Patient's often come into our Boulder Physical Therapy practice with heel lifts based on a previous clinician's assessment and resulting intervention for a "short leg".  Side Note: We will leave the ridiculousness of SI and pelvic asymmetries or functional leg length discrepancies for another post.  There are two main errors with this reasoning first and foremost all clinical tests have significant false positives and negatives limiting their ability to find a truly short leg.  Second, static measurements, including leg alignment, have not been shown to significantly impact running injuries.  The majority of us have small differences in leg length but how much do these differences impact running injuries?

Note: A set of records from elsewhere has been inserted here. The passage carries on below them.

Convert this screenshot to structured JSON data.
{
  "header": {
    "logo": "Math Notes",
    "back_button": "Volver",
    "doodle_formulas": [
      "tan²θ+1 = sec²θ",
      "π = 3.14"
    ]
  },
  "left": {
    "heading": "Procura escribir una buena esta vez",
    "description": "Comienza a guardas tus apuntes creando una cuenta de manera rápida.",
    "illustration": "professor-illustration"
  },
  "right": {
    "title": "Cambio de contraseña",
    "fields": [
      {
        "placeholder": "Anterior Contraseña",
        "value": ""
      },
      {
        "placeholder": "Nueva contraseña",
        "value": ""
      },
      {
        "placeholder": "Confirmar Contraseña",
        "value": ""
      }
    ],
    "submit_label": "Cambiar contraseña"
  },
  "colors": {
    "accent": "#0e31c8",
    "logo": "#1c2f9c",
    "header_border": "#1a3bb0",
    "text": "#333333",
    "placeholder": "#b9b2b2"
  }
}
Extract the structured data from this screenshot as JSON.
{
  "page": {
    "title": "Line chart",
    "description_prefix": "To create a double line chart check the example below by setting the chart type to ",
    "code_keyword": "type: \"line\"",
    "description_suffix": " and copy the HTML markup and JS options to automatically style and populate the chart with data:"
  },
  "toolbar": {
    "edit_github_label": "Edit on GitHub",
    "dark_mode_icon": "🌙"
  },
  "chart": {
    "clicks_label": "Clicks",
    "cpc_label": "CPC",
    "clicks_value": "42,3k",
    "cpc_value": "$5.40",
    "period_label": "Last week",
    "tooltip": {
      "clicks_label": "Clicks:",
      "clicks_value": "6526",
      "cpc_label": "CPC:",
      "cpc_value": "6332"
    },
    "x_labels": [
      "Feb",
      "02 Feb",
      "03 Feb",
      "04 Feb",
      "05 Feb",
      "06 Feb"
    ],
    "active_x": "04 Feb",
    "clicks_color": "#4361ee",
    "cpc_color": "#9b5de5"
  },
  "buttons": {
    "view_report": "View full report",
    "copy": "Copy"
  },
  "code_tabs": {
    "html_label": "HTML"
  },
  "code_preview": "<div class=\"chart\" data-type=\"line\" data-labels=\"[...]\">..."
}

A recent study in the International Journal of Sports Physical Therapy both described the incidence of leg leg differences and examined the impact of these differences on running injuries (Rauh et al. 2018).  Authors screened 322 high school cross country athletes for leg leg differences and then followed them to determine if these differences increased the risk of lower body injury during the upcoming season.  The authors found 1 in 5 runners had a significant difference in leg length, but these differences were not associated with future injury risk.  One exception was found in athletes with a leg leg discrepancy of > 1.5 cm who were 7 times more likely to experience an injury than an athlete without a significant leg length difference. 

This study highlights and supports our clinical practice of removing more lifts than we put into a runner's shoes.  Small differences should be accepted and left alone while large differences, > 2 cm, should be lifted on an individual basis. 

 

Is running volume or intensity more to blame for injury?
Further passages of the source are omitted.